SAA is following up on behalf of photographers.
“Oct. 30, 2008. Digital Railroad operations are now shut down, and awareness is building among photographers and archive owners that the site could go offline at any time. Yesterday, the DRR system was so overloaded that outbound image transfer was disabled and then reinstated several times, adding to the frustration of photographers rushing to download image files, data and sales reports.
Today, Photoshelter issued a statement that they’d confirmed from Diablo Mangement, the company handling the liquidation process, their “intent to shut down the DRR site as early as 11:59PM, PST, on Friday October 31. After this point, it is very likely that all the images located on the Digital Railroad servers could be permanently inaccessible.”
SAA’s legal chair David Sanger has also been in communications with Diablo Management, as well as Western Technology, the bank which foreclosed on DRR and is the only secured creditor. SAA is appealing to both companies to take whatever steps are necessary to afford photographers a reasonable and reliable window for transfer of their files. We have also inquired about the possibility of access to the facility to make copies of the photographer images so that they could be subsequently redistributed back to their owners.
SAA will also continue to pursue the issues of pre-paid service fees and licensing fees due.
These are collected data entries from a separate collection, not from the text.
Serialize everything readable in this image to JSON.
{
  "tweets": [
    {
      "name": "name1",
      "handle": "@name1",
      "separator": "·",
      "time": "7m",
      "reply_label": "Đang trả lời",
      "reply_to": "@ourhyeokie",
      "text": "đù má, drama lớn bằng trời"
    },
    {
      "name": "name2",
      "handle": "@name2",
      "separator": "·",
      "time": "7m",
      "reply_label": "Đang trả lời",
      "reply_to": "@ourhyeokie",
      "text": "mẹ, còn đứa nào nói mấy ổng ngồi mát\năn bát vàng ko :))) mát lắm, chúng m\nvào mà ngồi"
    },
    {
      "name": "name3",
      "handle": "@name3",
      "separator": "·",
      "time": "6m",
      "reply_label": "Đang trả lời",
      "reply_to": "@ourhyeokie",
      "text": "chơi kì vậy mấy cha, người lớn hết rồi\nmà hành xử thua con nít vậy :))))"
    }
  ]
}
Many photographers pre-paid over $500 for a year of service, in some cases as recently as last month.
We are also exploring what options there are for photographers in tracking down and getting paid for licenses. Licenses fall in to several categories.
A. Licenses invoiced by DRR and already paid by photo buyer.
B. Licenses invoiced by DRR and not yet paid by photo buyer.
C. Licenses not yet invoiced by DRR
It’s critical to get a copy of any pending DRR sales reports, including cut and paste of the sales detail pop-up window for every sale. This is essential because this provides all of the license and usage details. As soon as we have a recommended approach and some suggested language for photographers to use to follow up directly, we’ll post details. Also remember that until an invoice is paid, the photo buyer doesn’t actually have a copyright license to use your image.
Please pass this message along to any colleagues who have DRR archives.
We will also post updates to the SAA web site at http://www.stockartistsalliance.org/drr.”
SAA has asked for as much info to get out on this as fast as possible.The bolds are ours.
We wanted to get this out to those directly involved, and for your information.
Your work needs to be protected, and you are the best person to do it.